28- Ey iman edenler: Allah'tan sakının ve sâdıklarla (doğrularla) beraber olun" (Tevbe: 120) ayetine dair, İmam Sa'lebî Keşfü'l Beyan adlı tefsirinde; Celaluddin Suyûtî, Durr'ül Mensur'da İbn-i Abbas'tan; Hafız Ebu Sa'd Abdulmelik b. Muhammed; Harguşî, Şeref'ul Mustafa'da Esmai'den; Hafız Ebu Nuaym El-Isfahanî ise Hilyet'ül Evliya'da Hz. Resulüllah'ın şöyle buyurduğunu rivayet ediyorlar:

"Bu ayetteki sâdıklardan maksat Muhammed ve Ali'dir."

Ayrıca Şeyh Süleyman Hanefi de, Yenabiü'l Mevedde'nin 39. bâbının 119. sayfasında İbn-i Abbas'ın bu ayetle alakalı şöyle dediğini rivayet etmektedir: "Bu ayetteki sâdıklardan maksat Hz. Muhammed ve O'nun Ehl-i Beyt'idir."

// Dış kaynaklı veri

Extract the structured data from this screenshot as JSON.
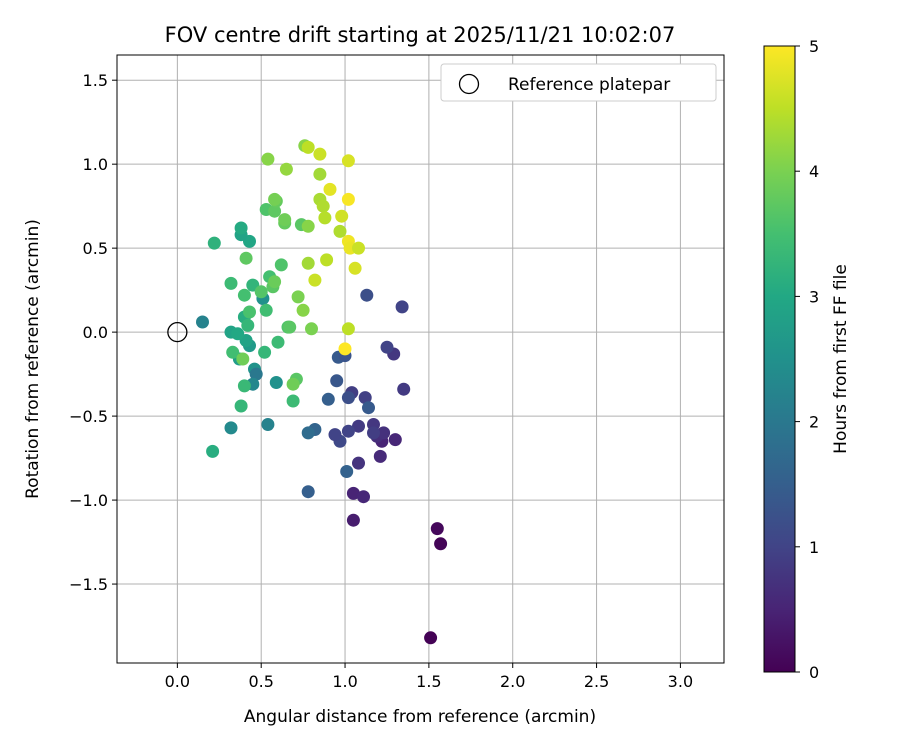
{
  "chart_data": {
    "type": "scatter",
    "title": "FOV centre drift starting at 2025/11/21 10:02:07",
    "xlabel": "Angular distance from reference (arcmin)",
    "ylabel": "Rotation from reference (arcmin)",
    "xlim": [
      -0.36,
      3.26
    ],
    "ylim": [
      -1.97,
      1.65
    ],
    "xticks": [
      0.0,
      0.5,
      1.0,
      1.5,
      2.0,
      2.5,
      3.0
    ],
    "xtick_labels": [
      "0.0",
      "0.5",
      "1.0",
      "1.5",
      "2.0",
      "2.5",
      "3.0"
    ],
    "yticks": [
      -1.5,
      -1.0,
      -0.5,
      0.0,
      0.5,
      1.0,
      1.5
    ],
    "ytick_labels": [
      "−1.5",
      "−1.0",
      "−0.5",
      "0.0",
      "0.5",
      "1.0",
      "1.5"
    ],
    "grid": true,
    "legend": {
      "position": "top-right",
      "entries": [
        "Reference platepar"
      ]
    },
    "reference_point": {
      "x": 0.0,
      "y": 0.0
    },
    "colorbar": {
      "label": "Hours from first FF file",
      "range": [
        0,
        5
      ],
      "ticks": [
        0,
        1,
        2,
        3,
        4,
        5
      ],
      "tick_labels": [
        "0",
        "1",
        "2",
        "3",
        "4",
        "5"
      ],
      "colormap": "viridis"
    },
    "points": [
      {
        "x": 1.51,
        "y": -1.82,
        "t": 0.02
      },
      {
        "x": 1.57,
        "y": -1.26,
        "t": 0.05
      },
      {
        "x": 1.55,
        "y": -1.17,
        "t": 0.1
      },
      {
        "x": 1.05,
        "y": -1.12,
        "t": 0.4
      },
      {
        "x": 1.05,
        "y": -0.96,
        "t": 0.5
      },
      {
        "x": 1.11,
        "y": -0.98,
        "t": 0.55
      },
      {
        "x": 1.21,
        "y": -0.74,
        "t": 0.6
      },
      {
        "x": 1.22,
        "y": -0.65,
        "t": 0.5
      },
      {
        "x": 1.19,
        "y": -0.62,
        "t": 0.65
      },
      {
        "x": 1.23,
        "y": -0.6,
        "t": 0.7
      },
      {
        "x": 1.3,
        "y": -0.64,
        "t": 0.55
      },
      {
        "x": 1.17,
        "y": -0.55,
        "t": 0.8
      },
      {
        "x": 1.17,
        "y": -0.6,
        "t": 0.9
      },
      {
        "x": 1.08,
        "y": -0.78,
        "t": 0.75
      },
      {
        "x": 1.08,
        "y": -0.56,
        "t": 0.85
      },
      {
        "x": 1.02,
        "y": -0.59,
        "t": 1.0
      },
      {
        "x": 0.97,
        "y": -0.65,
        "t": 1.1
      },
      {
        "x": 0.94,
        "y": -0.61,
        "t": 1.0
      },
      {
        "x": 1.12,
        "y": -0.39,
        "t": 0.95
      },
      {
        "x": 1.14,
        "y": -0.45,
        "t": 1.4
      },
      {
        "x": 1.04,
        "y": -0.36,
        "t": 0.9
      },
      {
        "x": 1.02,
        "y": -0.39,
        "t": 1.2
      },
      {
        "x": 1.35,
        "y": -0.34,
        "t": 0.85
      },
      {
        "x": 1.29,
        "y": -0.13,
        "t": 0.8
      },
      {
        "x": 1.25,
        "y": -0.09,
        "t": 1.0
      },
      {
        "x": 1.34,
        "y": 0.15,
        "t": 1.0
      },
      {
        "x": 1.13,
        "y": 0.22,
        "t": 1.2
      },
      {
        "x": 0.95,
        "y": -0.29,
        "t": 1.35
      },
      {
        "x": 0.9,
        "y": -0.4,
        "t": 1.5
      },
      {
        "x": 0.96,
        "y": -0.15,
        "t": 1.4
      },
      {
        "x": 1.0,
        "y": -0.14,
        "t": 1.3
      },
      {
        "x": 1.01,
        "y": -0.83,
        "t": 1.55
      },
      {
        "x": 0.78,
        "y": -0.95,
        "t": 1.5
      },
      {
        "x": 0.82,
        "y": -0.58,
        "t": 1.6
      },
      {
        "x": 0.78,
        "y": -0.6,
        "t": 1.75
      },
      {
        "x": 0.54,
        "y": -0.55,
        "t": 2.2
      },
      {
        "x": 0.32,
        "y": -0.57,
        "t": 2.35
      },
      {
        "x": 0.21,
        "y": -0.71,
        "t": 3.1
      },
      {
        "x": 0.15,
        "y": 0.06,
        "t": 2.2
      },
      {
        "x": 0.59,
        "y": -0.3,
        "t": 2.5
      },
      {
        "x": 0.46,
        "y": -0.22,
        "t": 2.55
      },
      {
        "x": 0.47,
        "y": -0.25,
        "t": 2.0
      },
      {
        "x": 0.45,
        "y": -0.31,
        "t": 2.3
      },
      {
        "x": 0.51,
        "y": 0.2,
        "t": 2.5
      },
      {
        "x": 0.43,
        "y": -0.08,
        "t": 2.7
      },
      {
        "x": 0.41,
        "y": -0.05,
        "t": 2.9
      },
      {
        "x": 0.37,
        "y": -0.16,
        "t": 2.75
      },
      {
        "x": 0.32,
        "y": 0.0,
        "t": 2.9
      },
      {
        "x": 0.36,
        "y": -0.01,
        "t": 3.0
      },
      {
        "x": 0.43,
        "y": 0.54,
        "t": 2.95
      },
      {
        "x": 0.38,
        "y": 0.58,
        "t": 2.9
      },
      {
        "x": 0.38,
        "y": 0.62,
        "t": 3.05
      },
      {
        "x": 0.22,
        "y": 0.53,
        "t": 3.2
      },
      {
        "x": 0.4,
        "y": 0.09,
        "t": 3.1
      },
      {
        "x": 0.45,
        "y": 0.28,
        "t": 3.25
      },
      {
        "x": 0.38,
        "y": -0.44,
        "t": 3.3
      },
      {
        "x": 0.4,
        "y": -0.32,
        "t": 3.35
      },
      {
        "x": 0.33,
        "y": -0.12,
        "t": 3.45
      },
      {
        "x": 0.32,
        "y": 0.29,
        "t": 3.4
      },
      {
        "x": 0.4,
        "y": 0.22,
        "t": 3.5
      },
      {
        "x": 0.43,
        "y": 0.12,
        "t": 3.55
      },
      {
        "x": 0.42,
        "y": 0.04,
        "t": 3.3
      },
      {
        "x": 0.52,
        "y": -0.12,
        "t": 3.3
      },
      {
        "x": 0.6,
        "y": -0.06,
        "t": 3.4
      },
      {
        "x": 0.53,
        "y": 0.13,
        "t": 3.45
      },
      {
        "x": 0.55,
        "y": 0.33,
        "t": 3.5
      },
      {
        "x": 0.62,
        "y": 0.4,
        "t": 3.6
      },
      {
        "x": 0.5,
        "y": 0.24,
        "t": 3.65
      },
      {
        "x": 0.57,
        "y": 0.27,
        "t": 3.7
      },
      {
        "x": 0.41,
        "y": 0.44,
        "t": 3.75
      },
      {
        "x": 0.58,
        "y": 0.3,
        "t": 3.85
      },
      {
        "x": 0.39,
        "y": -0.16,
        "t": 3.9
      },
      {
        "x": 0.53,
        "y": 0.73,
        "t": 3.6
      },
      {
        "x": 0.58,
        "y": 0.72,
        "t": 3.75
      },
      {
        "x": 0.59,
        "y": 0.78,
        "t": 3.8
      },
      {
        "x": 0.58,
        "y": 0.79,
        "t": 3.95
      },
      {
        "x": 0.64,
        "y": 0.65,
        "t": 3.8
      },
      {
        "x": 0.64,
        "y": 0.67,
        "t": 3.9
      },
      {
        "x": 0.66,
        "y": 0.03,
        "t": 3.6
      },
      {
        "x": 0.67,
        "y": 0.03,
        "t": 3.7
      },
      {
        "x": 0.69,
        "y": -0.41,
        "t": 3.4
      },
      {
        "x": 0.71,
        "y": -0.28,
        "t": 3.7
      },
      {
        "x": 0.69,
        "y": -0.31,
        "t": 3.9
      },
      {
        "x": 0.72,
        "y": 0.21,
        "t": 4.0
      },
      {
        "x": 0.74,
        "y": 0.64,
        "t": 3.7
      },
      {
        "x": 0.75,
        "y": 0.13,
        "t": 4.1
      },
      {
        "x": 0.76,
        "y": 1.11,
        "t": 4.1
      },
      {
        "x": 0.8,
        "y": 0.02,
        "t": 4.0
      },
      {
        "x": 0.78,
        "y": 0.63,
        "t": 4.1
      },
      {
        "x": 0.78,
        "y": 0.41,
        "t": 4.3
      },
      {
        "x": 0.82,
        "y": 0.31,
        "t": 4.6
      },
      {
        "x": 0.78,
        "y": 1.1,
        "t": 4.5
      },
      {
        "x": 0.85,
        "y": 1.06,
        "t": 4.6
      },
      {
        "x": 0.54,
        "y": 1.03,
        "t": 4.1
      },
      {
        "x": 0.65,
        "y": 0.97,
        "t": 4.2
      },
      {
        "x": 0.85,
        "y": 0.94,
        "t": 4.3
      },
      {
        "x": 0.85,
        "y": 0.79,
        "t": 4.35
      },
      {
        "x": 0.87,
        "y": 0.75,
        "t": 4.4
      },
      {
        "x": 0.88,
        "y": 0.68,
        "t": 4.45
      },
      {
        "x": 0.89,
        "y": 0.43,
        "t": 4.5
      },
      {
        "x": 0.91,
        "y": 0.85,
        "t": 4.8
      },
      {
        "x": 0.97,
        "y": 0.6,
        "t": 4.4
      },
      {
        "x": 0.98,
        "y": 0.69,
        "t": 4.65
      },
      {
        "x": 1.02,
        "y": 0.79,
        "t": 4.95
      },
      {
        "x": 1.02,
        "y": 1.02,
        "t": 4.7
      },
      {
        "x": 1.02,
        "y": 0.54,
        "t": 4.9
      },
      {
        "x": 1.03,
        "y": 0.5,
        "t": 4.85
      },
      {
        "x": 1.08,
        "y": 0.5,
        "t": 4.6
      },
      {
        "x": 1.06,
        "y": 0.38,
        "t": 4.7
      },
      {
        "x": 1.02,
        "y": 0.02,
        "t": 4.5
      },
      {
        "x": 1.0,
        "y": -0.1,
        "t": 5.0
      }
    ]
  }
}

29- "Doğruyu getiren ve onu tasdik edene gelince işte muttaki (takva sahibi) olanlar onlardır" (Zümer: 33) ayet-i kerimesine dair tefsirinde İbn-i Abbas ve Mucahid'den şöyle nakledilmiştir:

"Ayetteki 'doğruyu getirenden' maksat, Hz. Muhammed (s.a.v), 'onu tasdik eden' ise Ali b. Ebi Tâlib'dir." Devam edecek (Geniş bilgi ve kaynaklar için bakınız Prof. Dr. Haydar Baş İmam Ali eseri)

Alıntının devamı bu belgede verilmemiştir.